Various intrinsic factors such as microcirculation, and chronic diseases, diabetes, and venous insufficiency determine the wound response to the fat grafts used. After the non-vascularized fat grafting, the connective tissue or extracellular matrix may be preserved as a scaffold, and all differentiated cells usually die and are replaced by those of the next generation derived from tissue-specific stem cells, depending on the microenvironment (5,6). Besides these intrinsic factors, the fat graft volume is mainly determined according to the wound surface area. Therefore, while making a decision about any therapeutic fat grafts dose or frequency of application, it should be taken wound etiology and localization into consideration. Hypoxic or diabetic environment can affect fat graft survival increasing the mesenchymal and endothelial progenitor cell responses and enhancing the formation of blood vessels and (21,22). In our study, we generally observed that the skin surrounding the wounds started to turn into normal color especially in venous ulcers. It is known that these pathologic tissue changes in chronic wounds can arise by the inflammatory process and extensive inflammation plays a major role in the disruption of the normal healing cascade (23,24).

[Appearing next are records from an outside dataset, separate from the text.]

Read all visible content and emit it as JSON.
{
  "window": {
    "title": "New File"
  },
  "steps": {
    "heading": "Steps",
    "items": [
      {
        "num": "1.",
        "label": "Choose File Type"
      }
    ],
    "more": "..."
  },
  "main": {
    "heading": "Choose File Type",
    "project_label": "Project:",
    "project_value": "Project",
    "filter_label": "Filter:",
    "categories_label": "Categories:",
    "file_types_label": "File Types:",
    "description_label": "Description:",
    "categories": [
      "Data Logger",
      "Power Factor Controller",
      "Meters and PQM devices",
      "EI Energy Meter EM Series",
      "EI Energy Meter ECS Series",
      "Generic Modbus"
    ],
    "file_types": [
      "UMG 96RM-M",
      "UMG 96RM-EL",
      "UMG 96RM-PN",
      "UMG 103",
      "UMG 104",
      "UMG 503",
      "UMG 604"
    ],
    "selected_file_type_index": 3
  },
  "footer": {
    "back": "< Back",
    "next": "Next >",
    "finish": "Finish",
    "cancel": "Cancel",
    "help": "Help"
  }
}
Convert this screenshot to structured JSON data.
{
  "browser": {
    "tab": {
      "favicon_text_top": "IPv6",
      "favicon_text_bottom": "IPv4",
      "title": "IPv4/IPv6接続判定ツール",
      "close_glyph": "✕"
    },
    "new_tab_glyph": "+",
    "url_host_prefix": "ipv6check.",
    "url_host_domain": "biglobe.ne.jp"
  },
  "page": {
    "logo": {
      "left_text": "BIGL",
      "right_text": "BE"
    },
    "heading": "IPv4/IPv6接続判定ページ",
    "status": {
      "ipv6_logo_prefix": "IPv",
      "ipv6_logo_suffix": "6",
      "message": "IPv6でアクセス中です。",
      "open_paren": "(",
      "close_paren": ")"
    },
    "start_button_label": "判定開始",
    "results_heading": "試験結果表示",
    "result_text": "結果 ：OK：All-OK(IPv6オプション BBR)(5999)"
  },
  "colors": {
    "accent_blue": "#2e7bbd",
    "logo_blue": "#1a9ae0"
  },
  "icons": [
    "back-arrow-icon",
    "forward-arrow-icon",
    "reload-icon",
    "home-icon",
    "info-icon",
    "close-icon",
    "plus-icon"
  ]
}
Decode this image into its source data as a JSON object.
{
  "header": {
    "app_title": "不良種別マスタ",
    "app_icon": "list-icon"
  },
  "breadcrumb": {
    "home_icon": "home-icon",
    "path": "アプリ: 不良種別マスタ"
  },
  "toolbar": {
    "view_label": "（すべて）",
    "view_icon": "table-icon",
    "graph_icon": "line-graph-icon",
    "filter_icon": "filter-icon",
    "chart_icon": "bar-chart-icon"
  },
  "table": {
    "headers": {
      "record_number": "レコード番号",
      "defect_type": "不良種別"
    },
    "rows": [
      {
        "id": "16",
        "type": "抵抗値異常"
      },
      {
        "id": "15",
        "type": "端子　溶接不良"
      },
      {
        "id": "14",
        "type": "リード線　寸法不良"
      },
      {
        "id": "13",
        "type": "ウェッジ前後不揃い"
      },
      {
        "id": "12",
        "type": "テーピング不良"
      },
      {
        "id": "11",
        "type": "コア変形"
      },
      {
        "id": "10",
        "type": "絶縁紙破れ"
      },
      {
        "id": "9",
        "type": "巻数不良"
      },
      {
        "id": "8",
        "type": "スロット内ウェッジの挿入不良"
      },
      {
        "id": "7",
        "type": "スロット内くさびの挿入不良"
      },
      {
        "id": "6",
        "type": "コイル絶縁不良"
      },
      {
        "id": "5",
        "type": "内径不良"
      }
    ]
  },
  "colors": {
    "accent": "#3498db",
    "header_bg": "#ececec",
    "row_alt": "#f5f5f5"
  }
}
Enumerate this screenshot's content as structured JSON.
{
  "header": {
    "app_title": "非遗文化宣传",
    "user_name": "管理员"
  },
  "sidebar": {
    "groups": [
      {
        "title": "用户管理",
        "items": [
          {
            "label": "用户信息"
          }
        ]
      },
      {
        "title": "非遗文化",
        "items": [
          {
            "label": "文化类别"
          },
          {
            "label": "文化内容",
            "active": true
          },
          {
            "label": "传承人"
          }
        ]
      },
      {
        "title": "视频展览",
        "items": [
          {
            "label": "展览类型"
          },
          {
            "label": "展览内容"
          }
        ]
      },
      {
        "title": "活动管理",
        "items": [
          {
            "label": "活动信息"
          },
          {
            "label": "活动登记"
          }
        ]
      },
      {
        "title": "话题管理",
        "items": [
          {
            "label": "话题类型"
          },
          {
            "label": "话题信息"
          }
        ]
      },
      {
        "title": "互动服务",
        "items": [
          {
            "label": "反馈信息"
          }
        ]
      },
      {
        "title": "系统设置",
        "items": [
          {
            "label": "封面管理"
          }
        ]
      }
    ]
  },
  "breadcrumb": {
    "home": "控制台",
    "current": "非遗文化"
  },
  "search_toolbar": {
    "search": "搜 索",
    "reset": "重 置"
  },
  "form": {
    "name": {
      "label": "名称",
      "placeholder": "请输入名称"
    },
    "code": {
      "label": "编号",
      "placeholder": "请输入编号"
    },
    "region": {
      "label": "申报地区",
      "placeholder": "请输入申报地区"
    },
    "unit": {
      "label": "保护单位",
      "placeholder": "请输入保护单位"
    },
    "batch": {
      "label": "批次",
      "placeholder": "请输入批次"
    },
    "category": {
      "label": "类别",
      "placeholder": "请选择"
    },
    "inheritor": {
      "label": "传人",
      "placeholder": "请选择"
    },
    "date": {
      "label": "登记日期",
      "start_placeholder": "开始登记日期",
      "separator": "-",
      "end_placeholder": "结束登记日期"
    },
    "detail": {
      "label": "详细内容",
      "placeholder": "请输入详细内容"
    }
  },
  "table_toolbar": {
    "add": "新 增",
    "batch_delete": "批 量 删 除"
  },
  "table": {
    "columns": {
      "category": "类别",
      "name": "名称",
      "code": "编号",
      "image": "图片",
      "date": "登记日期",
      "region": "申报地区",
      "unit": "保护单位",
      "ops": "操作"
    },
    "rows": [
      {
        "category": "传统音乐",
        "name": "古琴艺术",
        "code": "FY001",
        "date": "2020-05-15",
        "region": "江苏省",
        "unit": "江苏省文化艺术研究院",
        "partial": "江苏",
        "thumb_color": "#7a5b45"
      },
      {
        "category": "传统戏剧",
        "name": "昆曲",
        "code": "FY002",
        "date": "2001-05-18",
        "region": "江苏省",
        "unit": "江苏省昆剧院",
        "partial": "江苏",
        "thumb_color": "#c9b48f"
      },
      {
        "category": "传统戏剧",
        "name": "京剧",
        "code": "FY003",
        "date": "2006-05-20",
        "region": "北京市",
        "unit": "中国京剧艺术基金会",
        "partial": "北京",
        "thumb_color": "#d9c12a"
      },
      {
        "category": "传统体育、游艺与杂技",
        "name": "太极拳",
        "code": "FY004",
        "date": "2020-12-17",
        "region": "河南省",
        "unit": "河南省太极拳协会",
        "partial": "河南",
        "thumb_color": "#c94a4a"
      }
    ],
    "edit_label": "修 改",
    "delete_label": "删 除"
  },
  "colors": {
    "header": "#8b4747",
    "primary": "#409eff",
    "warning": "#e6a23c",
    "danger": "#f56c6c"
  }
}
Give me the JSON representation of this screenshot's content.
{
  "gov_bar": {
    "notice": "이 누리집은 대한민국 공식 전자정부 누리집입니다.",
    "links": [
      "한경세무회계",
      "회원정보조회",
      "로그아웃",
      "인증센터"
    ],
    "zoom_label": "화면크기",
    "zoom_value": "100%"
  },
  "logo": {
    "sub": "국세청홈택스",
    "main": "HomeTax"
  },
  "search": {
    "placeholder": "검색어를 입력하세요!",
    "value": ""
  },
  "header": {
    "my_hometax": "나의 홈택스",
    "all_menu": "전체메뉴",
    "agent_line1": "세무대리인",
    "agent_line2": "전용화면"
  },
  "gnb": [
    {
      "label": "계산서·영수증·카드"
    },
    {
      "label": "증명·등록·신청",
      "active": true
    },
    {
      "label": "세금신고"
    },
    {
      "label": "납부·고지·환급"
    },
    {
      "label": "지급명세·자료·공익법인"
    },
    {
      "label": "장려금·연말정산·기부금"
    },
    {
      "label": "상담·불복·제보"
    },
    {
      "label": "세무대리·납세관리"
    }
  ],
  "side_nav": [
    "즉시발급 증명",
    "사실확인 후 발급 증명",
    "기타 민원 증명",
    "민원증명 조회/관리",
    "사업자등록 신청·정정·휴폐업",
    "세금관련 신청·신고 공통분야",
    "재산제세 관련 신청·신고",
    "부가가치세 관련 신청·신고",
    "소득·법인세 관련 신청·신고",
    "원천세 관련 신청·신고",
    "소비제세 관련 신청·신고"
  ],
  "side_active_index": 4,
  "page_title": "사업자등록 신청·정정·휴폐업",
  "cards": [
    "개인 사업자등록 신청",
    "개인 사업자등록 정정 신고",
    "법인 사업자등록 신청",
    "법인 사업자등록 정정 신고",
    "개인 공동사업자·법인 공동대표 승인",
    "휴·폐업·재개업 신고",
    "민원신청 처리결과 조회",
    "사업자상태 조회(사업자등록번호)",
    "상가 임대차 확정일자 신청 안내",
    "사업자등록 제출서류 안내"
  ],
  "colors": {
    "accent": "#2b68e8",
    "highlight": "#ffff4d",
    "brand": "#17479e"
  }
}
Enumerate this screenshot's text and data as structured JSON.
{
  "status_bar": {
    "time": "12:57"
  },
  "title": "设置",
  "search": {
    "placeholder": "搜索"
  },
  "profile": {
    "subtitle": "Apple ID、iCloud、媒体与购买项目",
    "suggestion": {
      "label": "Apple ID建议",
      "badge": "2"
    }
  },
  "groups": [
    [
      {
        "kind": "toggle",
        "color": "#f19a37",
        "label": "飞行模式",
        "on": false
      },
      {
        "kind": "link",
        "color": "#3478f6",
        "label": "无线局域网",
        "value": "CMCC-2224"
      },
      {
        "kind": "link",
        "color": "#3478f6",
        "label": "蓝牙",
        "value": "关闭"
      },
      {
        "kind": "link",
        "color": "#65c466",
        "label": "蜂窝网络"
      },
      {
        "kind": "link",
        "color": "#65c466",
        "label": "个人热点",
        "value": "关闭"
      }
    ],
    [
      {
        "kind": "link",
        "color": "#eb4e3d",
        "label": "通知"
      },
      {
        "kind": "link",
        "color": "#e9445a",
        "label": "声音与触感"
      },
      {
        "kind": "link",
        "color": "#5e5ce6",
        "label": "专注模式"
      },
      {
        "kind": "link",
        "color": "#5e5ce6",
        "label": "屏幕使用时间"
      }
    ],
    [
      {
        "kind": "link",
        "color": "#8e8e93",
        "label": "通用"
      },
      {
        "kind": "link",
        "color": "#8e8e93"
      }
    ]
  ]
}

So, it can be speculated that our clinical observations can be related to the anti-inflammatory and immunoregulatory function of stem cell content of adipose tissue graft (25,26,27). We can say that it can be one of the clinical signs indicating the efficacy of fat grafts on the treatment of challenging wounds.
Limitation:
In the present study, although traumatic ulcers were relatively smaller than other wounds, total fat volume, application frequency and total healing time were found longer in traumatic ulcers. We think that the number of cases was less to make comparisons and provide a significant conclusion. Also, the reason for longer treatment time and more fat volume need in traumatic ulcers might have been due to these ulcers being complicated wounds. In addition, fat graft volume used in wounds causing by different etiologies was always not correlated with the degree of clinical signs and improvement.
Conclusions:
There are limited numbers of papers with the direct use of adipose tissue grafts in the literature and they are generally related to the burn scars. In the majority of these reports, the centrifuged fat graft was used. In this preliminary study, we found that the presence of non-centrifuged fat graft during wound healing on the wound site could have beneficial effects. However, more clinically and experimental studies are needed to provide more comparable, clarifying and optimal results.
Acknowledgment:
All authors disclose that none of the authors has a financial interest in any of the products, devices mentioned in this manuscript.